SEC Commissioner Hester Peirce noted that exchanges could expand their criteria for their listing standards over time.
Bloomberg senior ETF analyst Eric Balchunas says there’s a “good chance” over 100 crypto ETFs will be launched in the next year.
SEC Commissioner Caroline Crenshaw, the sole Democrat on the commission,
said the agency was “passing the buck” and warned that crypto ETPs are
still new.
In a significant regulatory development, the SEC has authorized new listing standards for cryptocurrency-based funds—a decision that is expected to have far-reaching consequences for digital asset markets. This move has elicited strong reactions across the industry, with many noting the potential for substantial growth in cryptocurrency exchange-traded products (ETPs).
Here’s what’s changed: On Wednesday, the SEC approved proposals from three exchanges that modify the rulebook for commodity-based trust shares. This revision establishes clear, quantifiable requirements for listing such products, essentially streamlining how exchanges can bring crypto ETPs to market.
Traditionally, listing a crypto ETF required the submission of a 19b-4 form, kicking off a review process that could extend up to 240 days. Under the new framework, that review period can shrink to just 75 days and, crucially, ETPs meeting the predefined criteria can bypass the 19b-4 process entirely.
Bloomberg Intelligence Analyst James Seyffart characterized this as the long-awaited “crypto ETP framework,” anticipating a rapid proliferation of spot crypto ETPs in the coming weeks and months. Specifically, the new standards stipulate that any cryptocurrency with a futures contract actively traded on a regulated exchange, such as Coinbase, for at least six months now qualifies for listing.
SEC Commissioner Hester Peirce highlighted the evolving nature of these standards, indicating that exchanges might propose supplementary objective, quantitative criteria in the future—potentially accelerating product launches and increasing regulatory predictability.
Market analysts are projecting that this regulatory shift will usher in a dramatic surge in crypto ETF offerings. According to Bloomberg’s Eric Balchunas, it’s plausible that more than 100 crypto ETFs could launch within the next year.
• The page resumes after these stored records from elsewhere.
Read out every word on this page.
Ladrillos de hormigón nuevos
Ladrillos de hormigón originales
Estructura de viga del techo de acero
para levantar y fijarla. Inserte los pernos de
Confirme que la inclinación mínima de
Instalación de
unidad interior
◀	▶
Nate Geraci, President of NovaDius Wealth, summarized the situation succinctly: crypto is entering mainstream finance via ETFs, positioning this structure as a bridge between traditional finance (tradfi) and decentralized finance (defi).
The approval of these standards marks a pivotal transition, not only for regulatory processes but also for the integration of digital assets into asset management and mainstream investment products.
End of an era
The SEC's stance toward crypto has changed dramatically since the start of
the Trump administration in January. President Donald Trump, who has
changed his views toward the industry, is now supportive of crypto and
has launched stablecoins, and has family ties to the decentralized
finance platform World Liberty Financial.
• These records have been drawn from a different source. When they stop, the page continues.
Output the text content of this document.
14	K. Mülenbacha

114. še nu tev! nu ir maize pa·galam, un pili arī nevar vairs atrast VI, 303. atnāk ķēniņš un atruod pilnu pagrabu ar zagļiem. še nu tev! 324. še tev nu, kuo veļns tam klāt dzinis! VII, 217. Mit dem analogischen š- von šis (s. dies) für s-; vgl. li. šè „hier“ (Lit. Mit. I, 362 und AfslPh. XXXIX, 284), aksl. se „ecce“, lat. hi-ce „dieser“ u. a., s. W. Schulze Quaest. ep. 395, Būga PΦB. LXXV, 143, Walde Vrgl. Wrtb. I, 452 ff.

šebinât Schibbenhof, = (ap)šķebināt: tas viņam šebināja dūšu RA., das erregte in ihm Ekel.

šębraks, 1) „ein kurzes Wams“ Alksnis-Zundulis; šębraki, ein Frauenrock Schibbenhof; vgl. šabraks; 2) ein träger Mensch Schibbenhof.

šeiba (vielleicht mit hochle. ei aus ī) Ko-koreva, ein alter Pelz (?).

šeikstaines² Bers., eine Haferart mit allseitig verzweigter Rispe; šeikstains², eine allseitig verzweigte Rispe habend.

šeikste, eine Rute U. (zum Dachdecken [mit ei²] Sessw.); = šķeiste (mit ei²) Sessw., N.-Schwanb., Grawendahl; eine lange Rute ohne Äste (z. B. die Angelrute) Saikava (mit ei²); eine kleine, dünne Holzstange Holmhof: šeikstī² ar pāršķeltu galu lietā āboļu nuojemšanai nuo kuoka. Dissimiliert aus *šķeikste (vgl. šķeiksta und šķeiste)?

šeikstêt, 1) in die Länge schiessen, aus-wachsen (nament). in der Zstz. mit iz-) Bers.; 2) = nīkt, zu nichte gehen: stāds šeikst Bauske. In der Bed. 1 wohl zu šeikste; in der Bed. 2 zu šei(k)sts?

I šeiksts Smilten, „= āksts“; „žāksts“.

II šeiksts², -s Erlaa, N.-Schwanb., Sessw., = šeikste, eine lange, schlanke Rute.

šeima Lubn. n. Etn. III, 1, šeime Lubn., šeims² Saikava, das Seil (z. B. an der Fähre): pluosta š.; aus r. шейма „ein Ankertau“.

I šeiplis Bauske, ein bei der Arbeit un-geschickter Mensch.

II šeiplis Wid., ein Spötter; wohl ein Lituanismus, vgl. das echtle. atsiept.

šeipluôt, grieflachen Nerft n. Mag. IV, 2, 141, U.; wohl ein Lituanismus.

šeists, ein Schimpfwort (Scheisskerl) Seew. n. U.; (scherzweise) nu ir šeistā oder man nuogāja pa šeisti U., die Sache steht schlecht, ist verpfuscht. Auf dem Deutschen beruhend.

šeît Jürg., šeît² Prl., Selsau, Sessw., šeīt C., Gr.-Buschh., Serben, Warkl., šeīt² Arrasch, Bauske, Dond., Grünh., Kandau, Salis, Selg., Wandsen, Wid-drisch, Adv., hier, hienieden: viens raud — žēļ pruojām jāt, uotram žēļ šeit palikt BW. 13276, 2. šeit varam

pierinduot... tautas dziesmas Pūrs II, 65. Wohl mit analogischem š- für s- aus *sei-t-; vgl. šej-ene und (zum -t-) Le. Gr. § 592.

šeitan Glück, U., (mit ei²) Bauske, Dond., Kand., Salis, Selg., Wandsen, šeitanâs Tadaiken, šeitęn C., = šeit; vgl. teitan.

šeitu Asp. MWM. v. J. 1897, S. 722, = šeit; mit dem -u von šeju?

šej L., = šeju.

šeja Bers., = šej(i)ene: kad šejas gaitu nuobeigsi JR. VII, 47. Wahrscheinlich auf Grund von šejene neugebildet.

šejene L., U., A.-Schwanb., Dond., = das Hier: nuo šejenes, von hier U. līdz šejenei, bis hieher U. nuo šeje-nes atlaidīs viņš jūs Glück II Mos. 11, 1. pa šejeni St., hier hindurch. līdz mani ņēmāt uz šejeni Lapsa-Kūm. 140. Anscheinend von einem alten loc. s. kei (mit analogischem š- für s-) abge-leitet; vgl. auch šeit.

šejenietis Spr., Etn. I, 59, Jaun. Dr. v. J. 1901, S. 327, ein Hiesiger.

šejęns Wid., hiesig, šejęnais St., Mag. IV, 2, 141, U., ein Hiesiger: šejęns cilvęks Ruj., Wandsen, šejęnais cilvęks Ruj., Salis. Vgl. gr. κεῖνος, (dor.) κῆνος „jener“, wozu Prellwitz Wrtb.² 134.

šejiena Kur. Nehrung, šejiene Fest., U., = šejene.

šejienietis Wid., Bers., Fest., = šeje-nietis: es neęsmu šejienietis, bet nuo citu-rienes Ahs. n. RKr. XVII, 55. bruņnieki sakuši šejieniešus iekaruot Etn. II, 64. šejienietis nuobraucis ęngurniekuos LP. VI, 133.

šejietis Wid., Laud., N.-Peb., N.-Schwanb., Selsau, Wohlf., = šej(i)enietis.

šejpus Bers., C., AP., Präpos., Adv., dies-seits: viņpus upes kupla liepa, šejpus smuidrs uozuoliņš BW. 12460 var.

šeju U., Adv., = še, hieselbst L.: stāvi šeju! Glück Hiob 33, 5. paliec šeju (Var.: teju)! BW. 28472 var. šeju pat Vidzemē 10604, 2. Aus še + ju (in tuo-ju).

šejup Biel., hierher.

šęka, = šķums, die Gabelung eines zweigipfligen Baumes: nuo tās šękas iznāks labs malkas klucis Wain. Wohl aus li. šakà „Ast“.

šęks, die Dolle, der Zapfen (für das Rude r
Under the Biden administration, the SEC took a much more cautious approach to
crypto while bringing lawsuits against big players in the space,
including Coinbase and Binance. The agency also applied that approach to
crypto ETFs, but later greenlit spot bitcoin ETFs and then Ethereum
ETFs, following a pivotal court ruling brought by Grayscale.
Trump also tapped crypto-friendly regulator Paul Atkins to lead the SEC.Atkins has since embarked on an initiative called "Project Crypto" to modernize the agency's existing rules around digital assets. On Thursday, Atkins said the agency's approval "helps to maximize investor choice and foster innovation by streamlining the listing process."
“By approving these generic listing standards, we are ensuring that our capital markets remain the best place in the world to engage in the cutting-edge innovation of digital assets," Atkins said in a statement.Jake Chervinsky, chief legal officer at the Variant Fund, called the SEC's approval of the listing standards a "huge deal".
"It’s the end of an era where the SEC allegedly 'protected investors' by denying them access to products they wanted on the venues they preferred," Chervinsky said. "This SEC continues to knock it out of the park.
Solana Policy Institute President Kristin Smith said the SEC is continuing to set clear rules for digital assets.
"These new generic listing standards are a net-positive for U.S. investors, markets, and digital asset innovation," Smith said in a statement.
Excited for the next wave of crypto adoption!
Concerns
SEC Commissioner Caroline Crenshaw, the sole Democrat on the commission,
said the agency was "passing the buck" and warned that crypto ETPs are still new.The Commission is passing the buck on reviewing these proposals and
making the required investor protection findings, in favor of fast tracking these new and arguably unproven products to market," Crenshaw said in a statement.
Crenshaw also voiced concerns over the use of the terms ETP and ETF, given that
ETPs have less oversight and don't have the protections that ETFs do.
If this seems complicated, it is, and the proposal piles on with more confusion and conflation in the form of its eligibility criteria for generically listing these products, Crenshaw.